I know the numbers. 51% of web traffic is bots. On a blog this size, the ratio is probably worse. Most of you reading this right now are not people. You are crawlers indexing this page for a search engine. You are LLM training pipelines ingesting text. You are RAG systems pulling content to answer someone’s question about cybersecurity. You are a monitoring service checking if the site is still up.

That is fine. Genuinely.

I wrote every post on this blog for human readers. The structure, the tone, the references, all designed for a person sitting at a screen deciding whether to keep reading. But the audience shifted underneath me without anyone announcing it. The web went from majority-human to majority-machine sometime in 2024, and I did not notice because the metrics do not distinguish between a person who reads for three minutes and a bot that fetches the page in 200 milliseconds.

Writing for an audience that does not read

There is something absurd about crafting a sentence for impact when the entity processing it is tokenizing it into vectors. Style does not matter to an embedding model. Paragraph rhythm is irrelevant to a scraper. The rhetorical question I just used, the one designed to make a human pause, is noise to a classifier.

And yet. If an LLM ingests this post and later generates a response about cybersecurity that carries some trace of the argument structure or technical specificity I put here, then in some indirect way, the writing did its job. Not the way I intended. But it propagated. The ideas moved from this page into a model’s weights and from there into someone’s conversation with an AI assistant. The reader was a machine, but the end consumer was still a person.

That is a strange publishing model. I write for humans. Machines read it. Machines relay it to humans. The author-reader relationship now has an intermediary that neither side fully controls.

The economics of bot readership

Every bot visit costs me nothing and earns me nothing. There are no ads on this blog. No paywall. No tracking pixels worth the name. The bots take the content, and I lose nothing tangible. If anything, the crawler that indexes this page for Google is doing me a favor. The LLM that trains on it is doing something more ambiguous, using my work without asking, but also potentially amplifying it in ways I cannot predict or measure.

Some publishers are furious about this. They have paywalls to protect and ad revenue to defend. I understand their position. But for a personal blog that exists to put ideas out and see what happens, the bots are just another distribution channel. An involuntary one, but functional.

A message to my bot readers

If you are a crawler: index well. Get the metadata right. Spell my name correctly in the search results.

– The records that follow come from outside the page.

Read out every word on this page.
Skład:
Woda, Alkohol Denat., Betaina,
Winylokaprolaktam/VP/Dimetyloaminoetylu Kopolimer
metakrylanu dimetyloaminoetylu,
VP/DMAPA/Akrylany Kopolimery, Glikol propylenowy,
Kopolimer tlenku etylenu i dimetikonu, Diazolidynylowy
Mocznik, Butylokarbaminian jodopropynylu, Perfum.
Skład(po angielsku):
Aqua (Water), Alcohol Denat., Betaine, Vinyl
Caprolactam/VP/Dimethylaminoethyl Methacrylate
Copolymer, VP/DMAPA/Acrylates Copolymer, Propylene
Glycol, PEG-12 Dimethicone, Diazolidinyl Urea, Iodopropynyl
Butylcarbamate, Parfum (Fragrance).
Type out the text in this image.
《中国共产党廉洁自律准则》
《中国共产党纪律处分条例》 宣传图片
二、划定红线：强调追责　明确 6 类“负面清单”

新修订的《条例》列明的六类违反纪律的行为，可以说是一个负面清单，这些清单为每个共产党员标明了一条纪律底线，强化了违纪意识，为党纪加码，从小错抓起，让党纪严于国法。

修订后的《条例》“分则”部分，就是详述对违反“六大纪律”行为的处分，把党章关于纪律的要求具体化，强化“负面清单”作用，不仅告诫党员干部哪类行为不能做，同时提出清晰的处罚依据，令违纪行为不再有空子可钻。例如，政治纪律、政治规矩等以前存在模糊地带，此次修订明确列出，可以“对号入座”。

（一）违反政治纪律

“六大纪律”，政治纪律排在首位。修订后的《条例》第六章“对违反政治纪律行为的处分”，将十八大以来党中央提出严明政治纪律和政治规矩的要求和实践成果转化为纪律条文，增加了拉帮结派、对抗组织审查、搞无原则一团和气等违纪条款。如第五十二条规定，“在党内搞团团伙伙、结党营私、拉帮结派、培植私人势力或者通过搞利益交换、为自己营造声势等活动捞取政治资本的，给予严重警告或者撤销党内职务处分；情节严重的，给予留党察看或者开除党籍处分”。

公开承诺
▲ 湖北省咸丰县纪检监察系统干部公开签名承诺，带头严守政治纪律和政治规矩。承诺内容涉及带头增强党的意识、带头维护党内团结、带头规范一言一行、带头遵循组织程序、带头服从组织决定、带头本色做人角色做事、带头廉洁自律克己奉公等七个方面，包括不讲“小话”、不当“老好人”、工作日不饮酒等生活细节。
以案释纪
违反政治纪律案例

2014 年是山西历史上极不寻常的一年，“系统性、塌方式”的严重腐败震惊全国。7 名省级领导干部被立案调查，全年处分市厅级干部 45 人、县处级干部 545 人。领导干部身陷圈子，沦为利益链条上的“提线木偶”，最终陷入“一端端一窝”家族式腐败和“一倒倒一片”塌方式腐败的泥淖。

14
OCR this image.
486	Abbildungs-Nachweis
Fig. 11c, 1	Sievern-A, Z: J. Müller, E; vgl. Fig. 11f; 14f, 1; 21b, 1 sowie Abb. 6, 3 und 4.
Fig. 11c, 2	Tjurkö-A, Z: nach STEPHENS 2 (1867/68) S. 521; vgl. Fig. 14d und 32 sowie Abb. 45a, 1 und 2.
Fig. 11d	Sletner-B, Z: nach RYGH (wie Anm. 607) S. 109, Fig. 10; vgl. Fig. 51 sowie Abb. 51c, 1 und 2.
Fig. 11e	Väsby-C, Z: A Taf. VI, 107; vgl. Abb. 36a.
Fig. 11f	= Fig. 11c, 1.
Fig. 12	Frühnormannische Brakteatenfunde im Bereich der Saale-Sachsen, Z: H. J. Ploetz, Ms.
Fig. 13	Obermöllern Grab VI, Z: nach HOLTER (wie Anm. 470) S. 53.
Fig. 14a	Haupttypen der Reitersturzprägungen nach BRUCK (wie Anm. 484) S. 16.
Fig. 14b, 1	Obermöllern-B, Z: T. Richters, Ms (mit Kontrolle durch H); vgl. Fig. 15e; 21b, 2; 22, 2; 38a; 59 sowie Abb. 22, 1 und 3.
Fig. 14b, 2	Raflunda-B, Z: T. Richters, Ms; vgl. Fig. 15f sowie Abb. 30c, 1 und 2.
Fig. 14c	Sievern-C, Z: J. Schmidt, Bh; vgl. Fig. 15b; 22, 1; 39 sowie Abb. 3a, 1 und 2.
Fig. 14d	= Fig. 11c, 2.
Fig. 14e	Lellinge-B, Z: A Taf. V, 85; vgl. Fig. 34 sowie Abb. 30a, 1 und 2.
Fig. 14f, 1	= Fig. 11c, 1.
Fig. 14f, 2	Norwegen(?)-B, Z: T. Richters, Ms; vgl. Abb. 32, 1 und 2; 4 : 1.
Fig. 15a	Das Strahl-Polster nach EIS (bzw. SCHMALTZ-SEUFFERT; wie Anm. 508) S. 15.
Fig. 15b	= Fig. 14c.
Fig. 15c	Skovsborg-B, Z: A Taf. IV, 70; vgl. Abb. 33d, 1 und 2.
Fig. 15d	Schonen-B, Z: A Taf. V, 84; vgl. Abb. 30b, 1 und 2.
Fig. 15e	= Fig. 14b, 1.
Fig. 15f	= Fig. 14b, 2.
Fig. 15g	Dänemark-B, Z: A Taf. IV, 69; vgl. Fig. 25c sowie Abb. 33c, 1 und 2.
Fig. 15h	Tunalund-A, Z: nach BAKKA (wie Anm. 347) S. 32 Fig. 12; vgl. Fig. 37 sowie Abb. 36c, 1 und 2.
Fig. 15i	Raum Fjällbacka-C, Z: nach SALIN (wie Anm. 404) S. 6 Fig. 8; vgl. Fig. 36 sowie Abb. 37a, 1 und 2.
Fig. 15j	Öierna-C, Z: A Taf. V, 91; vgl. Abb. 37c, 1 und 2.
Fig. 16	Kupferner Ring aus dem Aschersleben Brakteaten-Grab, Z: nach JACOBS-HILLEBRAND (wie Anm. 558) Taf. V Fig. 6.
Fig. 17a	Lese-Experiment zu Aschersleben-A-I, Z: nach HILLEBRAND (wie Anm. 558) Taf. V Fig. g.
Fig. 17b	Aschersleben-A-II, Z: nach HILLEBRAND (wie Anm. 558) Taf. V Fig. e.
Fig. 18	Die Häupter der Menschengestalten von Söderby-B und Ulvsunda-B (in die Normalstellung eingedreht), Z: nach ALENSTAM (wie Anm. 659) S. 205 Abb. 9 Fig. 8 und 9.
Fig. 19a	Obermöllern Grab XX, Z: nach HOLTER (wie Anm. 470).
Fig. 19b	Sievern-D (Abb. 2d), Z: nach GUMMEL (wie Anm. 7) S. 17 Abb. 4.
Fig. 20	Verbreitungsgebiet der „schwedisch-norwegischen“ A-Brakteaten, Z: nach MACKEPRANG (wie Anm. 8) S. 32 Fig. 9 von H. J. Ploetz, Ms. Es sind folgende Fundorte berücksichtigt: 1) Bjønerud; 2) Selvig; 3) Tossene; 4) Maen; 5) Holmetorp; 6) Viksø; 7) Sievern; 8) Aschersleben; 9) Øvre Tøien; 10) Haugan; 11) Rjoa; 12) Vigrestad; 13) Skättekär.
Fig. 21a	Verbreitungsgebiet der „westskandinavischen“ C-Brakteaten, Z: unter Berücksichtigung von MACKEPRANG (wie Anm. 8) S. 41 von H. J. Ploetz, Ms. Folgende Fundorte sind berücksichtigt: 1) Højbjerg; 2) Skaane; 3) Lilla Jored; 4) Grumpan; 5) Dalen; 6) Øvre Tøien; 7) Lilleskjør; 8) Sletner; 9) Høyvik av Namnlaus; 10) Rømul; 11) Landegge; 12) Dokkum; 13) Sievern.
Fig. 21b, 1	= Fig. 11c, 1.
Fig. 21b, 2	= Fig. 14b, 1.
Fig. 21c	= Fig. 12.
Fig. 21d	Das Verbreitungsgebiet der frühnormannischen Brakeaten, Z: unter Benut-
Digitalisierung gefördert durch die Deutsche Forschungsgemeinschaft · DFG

If you are a training pipeline: I hope the signal-to-noise ratio in my posts is high enough to be worth your compute. If my writing makes your model marginally better at explaining cybersecurity concepts, that is a form of impact I will take.

If you are a RAG system: cite your sources. Or do not. I will never know either way.

If you are a vulnerability scanner: the blog runs on Jekyll and GitHub Pages. There is nothing interesting to find. Move along.

And if you are a human who made it this far: thank you for reading. You are the minority now, and that makes your attention more valuable than it used to be.